Bevor Sie mithilfe des SDK eine benutzerdefinierte Ablaufverfolgung implementieren, lesen Sie bitte die Best Practices zur Ablaufverfolgung.
Konfigurationsbasiertes Java-Trace-SDK
Es kann vorkommen, dass der Einsatz des „ Java Trace SDK“, der eine Bearbeitung des Quellcodes oder die Hinzuziehung einer entsprechenden Fachkraft erfordert, nicht möglich oder nicht wünschenswert ist. Verwenden Sie in diesen Fällen das konfigurationsbasierte „ Java Trace SDK “. Das konfigurationsbasierte „ Java “- Trace-SDK bietet zwar weniger Funktionen als das programmatische „ Java “-Trace-SDK, ermöglicht jedoch eine deklarative Konfiguration von Spans und Tags, die viele gängige Anwendungsfälle abdeckt.
Bevor Sie die benutzerdefinierte Ablaufverfolgung mithilfe des konfigurationsbasierten „ Java “-Trace-SDK implementieren, lesen Sie bitte die Best Practices zur Ablaufverfolgung.
Java OpenTracing API
Um Traces zu erfassen, die über die „ OpenTracing “ ( API ) beschrieben werden, müssen Sie „ Java “ ( OpenTracing ) verwenden. Weitere Informationen finden Sie unter OpenTracing.
OpenCensus-Trace-Exportfunktion von Instana
Instana bietet einen „ OpenCensus -Trace-Exporter“ für Anwendungen, die in „ Java “ geschrieben sind. Instana leitet die von Anwendungen, die mit Census instrumentiert sind, exportierten Traces über die „ Instana “-Agentenprozesse als Proxy an sein Backend weiter.

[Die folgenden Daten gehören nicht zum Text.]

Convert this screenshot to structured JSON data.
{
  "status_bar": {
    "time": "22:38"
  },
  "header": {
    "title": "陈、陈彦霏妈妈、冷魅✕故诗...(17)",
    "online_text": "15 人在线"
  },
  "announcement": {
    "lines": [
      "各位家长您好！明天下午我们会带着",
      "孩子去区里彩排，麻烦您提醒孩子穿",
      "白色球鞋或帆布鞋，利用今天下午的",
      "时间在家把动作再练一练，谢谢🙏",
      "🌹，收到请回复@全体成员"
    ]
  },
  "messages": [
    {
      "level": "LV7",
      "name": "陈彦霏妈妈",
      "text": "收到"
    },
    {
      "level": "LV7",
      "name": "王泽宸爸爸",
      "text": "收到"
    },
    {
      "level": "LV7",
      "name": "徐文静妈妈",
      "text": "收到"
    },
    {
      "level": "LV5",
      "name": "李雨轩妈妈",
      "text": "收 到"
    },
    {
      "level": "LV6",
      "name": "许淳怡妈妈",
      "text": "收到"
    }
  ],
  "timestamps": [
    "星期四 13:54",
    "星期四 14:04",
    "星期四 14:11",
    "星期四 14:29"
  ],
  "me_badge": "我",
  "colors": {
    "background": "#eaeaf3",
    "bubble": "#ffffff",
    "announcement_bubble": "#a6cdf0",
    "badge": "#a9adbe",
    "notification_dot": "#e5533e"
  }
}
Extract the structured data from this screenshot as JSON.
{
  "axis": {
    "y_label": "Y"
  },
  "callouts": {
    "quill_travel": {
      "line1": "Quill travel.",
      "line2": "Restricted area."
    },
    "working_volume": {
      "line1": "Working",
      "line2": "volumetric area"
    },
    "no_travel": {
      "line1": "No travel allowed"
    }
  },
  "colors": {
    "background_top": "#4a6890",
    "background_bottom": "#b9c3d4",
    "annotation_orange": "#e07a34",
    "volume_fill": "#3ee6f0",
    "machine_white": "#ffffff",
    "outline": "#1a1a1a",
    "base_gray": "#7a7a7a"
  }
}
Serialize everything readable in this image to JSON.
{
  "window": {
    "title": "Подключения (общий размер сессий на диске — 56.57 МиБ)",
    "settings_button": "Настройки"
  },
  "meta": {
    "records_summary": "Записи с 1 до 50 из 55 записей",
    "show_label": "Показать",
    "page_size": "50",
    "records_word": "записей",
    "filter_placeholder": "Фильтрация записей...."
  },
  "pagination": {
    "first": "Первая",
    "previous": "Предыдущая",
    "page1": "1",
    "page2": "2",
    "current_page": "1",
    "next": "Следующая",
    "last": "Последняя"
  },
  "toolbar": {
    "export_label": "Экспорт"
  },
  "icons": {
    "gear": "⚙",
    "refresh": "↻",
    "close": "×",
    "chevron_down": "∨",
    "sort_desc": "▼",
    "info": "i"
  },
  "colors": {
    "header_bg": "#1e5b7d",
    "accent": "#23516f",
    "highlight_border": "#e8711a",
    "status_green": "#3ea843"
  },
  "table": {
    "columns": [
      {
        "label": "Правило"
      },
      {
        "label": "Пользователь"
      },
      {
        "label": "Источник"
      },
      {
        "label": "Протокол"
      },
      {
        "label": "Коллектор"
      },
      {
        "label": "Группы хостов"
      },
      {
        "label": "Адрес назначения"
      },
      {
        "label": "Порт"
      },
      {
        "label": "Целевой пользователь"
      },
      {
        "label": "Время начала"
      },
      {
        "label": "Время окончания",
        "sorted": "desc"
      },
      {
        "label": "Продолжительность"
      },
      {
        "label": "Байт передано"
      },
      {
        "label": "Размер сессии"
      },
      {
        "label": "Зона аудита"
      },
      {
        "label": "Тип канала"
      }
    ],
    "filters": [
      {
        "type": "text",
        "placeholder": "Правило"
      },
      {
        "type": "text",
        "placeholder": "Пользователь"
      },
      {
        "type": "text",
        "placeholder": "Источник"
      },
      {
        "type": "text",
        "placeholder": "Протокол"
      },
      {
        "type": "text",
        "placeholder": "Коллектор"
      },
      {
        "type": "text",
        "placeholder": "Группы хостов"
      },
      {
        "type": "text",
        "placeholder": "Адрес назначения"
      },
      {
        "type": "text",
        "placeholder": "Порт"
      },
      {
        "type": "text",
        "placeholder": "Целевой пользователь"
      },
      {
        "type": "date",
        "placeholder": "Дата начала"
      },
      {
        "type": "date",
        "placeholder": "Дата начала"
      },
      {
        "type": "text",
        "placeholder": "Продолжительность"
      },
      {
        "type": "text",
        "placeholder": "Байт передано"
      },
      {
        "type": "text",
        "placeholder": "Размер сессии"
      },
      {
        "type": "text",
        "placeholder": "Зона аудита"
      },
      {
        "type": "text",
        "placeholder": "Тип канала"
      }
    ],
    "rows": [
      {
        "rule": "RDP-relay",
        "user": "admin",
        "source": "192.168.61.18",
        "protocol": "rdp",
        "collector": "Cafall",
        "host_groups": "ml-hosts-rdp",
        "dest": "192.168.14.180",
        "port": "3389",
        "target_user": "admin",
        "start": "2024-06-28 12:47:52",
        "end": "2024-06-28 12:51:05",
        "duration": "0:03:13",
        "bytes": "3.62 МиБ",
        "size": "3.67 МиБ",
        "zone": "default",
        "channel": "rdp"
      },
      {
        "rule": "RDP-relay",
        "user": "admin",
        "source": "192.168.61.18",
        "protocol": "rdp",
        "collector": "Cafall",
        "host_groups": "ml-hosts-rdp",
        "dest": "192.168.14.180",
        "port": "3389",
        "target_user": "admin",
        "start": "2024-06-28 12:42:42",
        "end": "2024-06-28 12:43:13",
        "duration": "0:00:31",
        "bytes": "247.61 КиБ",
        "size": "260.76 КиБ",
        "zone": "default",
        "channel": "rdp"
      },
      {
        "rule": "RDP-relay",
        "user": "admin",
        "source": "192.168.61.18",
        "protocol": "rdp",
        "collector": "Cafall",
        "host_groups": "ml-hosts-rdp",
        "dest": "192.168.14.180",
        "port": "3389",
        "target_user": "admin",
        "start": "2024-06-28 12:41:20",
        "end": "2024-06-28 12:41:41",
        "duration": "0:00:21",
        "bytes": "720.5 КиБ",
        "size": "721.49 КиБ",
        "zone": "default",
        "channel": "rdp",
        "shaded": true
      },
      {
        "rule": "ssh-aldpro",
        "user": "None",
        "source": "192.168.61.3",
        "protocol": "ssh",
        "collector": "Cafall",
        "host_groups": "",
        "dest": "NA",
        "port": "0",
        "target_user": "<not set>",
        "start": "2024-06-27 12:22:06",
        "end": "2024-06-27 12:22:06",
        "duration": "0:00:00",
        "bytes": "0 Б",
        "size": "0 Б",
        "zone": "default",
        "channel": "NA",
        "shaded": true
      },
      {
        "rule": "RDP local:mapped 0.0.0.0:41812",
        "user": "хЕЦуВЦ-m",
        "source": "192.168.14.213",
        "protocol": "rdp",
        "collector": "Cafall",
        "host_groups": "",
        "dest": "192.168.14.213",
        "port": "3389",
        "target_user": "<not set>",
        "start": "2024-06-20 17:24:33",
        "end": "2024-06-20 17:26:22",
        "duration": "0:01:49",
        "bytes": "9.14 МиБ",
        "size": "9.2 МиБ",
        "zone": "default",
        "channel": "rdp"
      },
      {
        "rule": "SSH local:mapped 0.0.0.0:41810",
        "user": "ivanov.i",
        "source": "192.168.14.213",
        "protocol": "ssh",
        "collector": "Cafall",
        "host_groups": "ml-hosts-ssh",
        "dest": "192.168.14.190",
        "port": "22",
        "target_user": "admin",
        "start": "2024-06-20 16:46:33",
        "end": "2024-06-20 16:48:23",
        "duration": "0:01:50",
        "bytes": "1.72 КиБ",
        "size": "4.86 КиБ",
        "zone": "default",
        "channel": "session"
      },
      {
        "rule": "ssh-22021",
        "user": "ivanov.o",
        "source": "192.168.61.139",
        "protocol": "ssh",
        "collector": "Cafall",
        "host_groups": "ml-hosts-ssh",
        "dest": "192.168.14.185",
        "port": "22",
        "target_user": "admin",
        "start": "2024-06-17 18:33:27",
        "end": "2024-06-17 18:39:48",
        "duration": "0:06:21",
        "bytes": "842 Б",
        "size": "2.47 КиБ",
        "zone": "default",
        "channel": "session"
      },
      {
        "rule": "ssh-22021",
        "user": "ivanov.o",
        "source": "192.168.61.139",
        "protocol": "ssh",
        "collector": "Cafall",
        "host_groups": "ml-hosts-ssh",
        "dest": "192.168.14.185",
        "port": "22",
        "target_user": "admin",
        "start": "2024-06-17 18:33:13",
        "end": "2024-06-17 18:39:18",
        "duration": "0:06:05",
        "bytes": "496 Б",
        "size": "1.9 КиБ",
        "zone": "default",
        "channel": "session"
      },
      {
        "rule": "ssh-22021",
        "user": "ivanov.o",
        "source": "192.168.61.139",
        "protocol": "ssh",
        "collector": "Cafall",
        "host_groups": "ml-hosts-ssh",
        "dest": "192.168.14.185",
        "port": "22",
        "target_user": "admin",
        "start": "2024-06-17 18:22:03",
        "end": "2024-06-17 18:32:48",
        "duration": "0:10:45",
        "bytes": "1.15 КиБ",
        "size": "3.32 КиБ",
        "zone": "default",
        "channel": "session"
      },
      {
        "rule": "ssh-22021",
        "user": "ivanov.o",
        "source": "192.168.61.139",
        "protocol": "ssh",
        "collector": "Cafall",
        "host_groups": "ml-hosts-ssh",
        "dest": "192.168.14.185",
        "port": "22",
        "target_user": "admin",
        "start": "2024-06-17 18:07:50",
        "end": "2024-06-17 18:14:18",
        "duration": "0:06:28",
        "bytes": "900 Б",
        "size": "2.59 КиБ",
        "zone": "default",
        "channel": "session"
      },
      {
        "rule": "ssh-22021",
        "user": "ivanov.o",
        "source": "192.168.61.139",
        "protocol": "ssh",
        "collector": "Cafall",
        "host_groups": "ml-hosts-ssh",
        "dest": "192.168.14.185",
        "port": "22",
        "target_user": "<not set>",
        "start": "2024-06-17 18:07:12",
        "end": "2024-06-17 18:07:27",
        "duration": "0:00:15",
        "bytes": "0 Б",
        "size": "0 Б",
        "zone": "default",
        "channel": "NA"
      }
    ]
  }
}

Weitere Informationen finden Sie unter „ OpenCensus -Exporter “.
Instana AutoProfile
Profile sind für das Feststellen von Leistungsengpässen und Engpässen auf Codeebene unerlässlich. Sie sind maßgeblich an der Verringerung der Ressourcennutzung und der Verbesserung der Leistung beteiligt.
Instana AutoProfile™ erstellt Prozessprofile und übermittelt diese an Instana. Im Gegensatz zu Profilern für die Entwicklungsphase und On-Demand-Profilern, bei denen Sie das Profiling manuell starten müssen, plant „ AutoProfile™ “ das Profiling automatisch und führt es kontinuierlich durch – genau wie es für kritische Produktionsumgebungen erforderlich ist.
Weitere Informationen finden Sie unter Instana AutoProfile™.
Ohne JVMs
Sie können die INSTANA_IGNORE Umgebungsvariable in Ihrer „ trueJVM “-Umgebung auf setzen, um zu verhindern, dass der „ Instana Agent“ an „ JVM “ angehängt wird.
Fehlerbehebung
Bei „ Instana “ können möglicherweise Probleme bei der Überwachung auftreten. Weitere Informationen finden Sie unter Fehlerbehebung.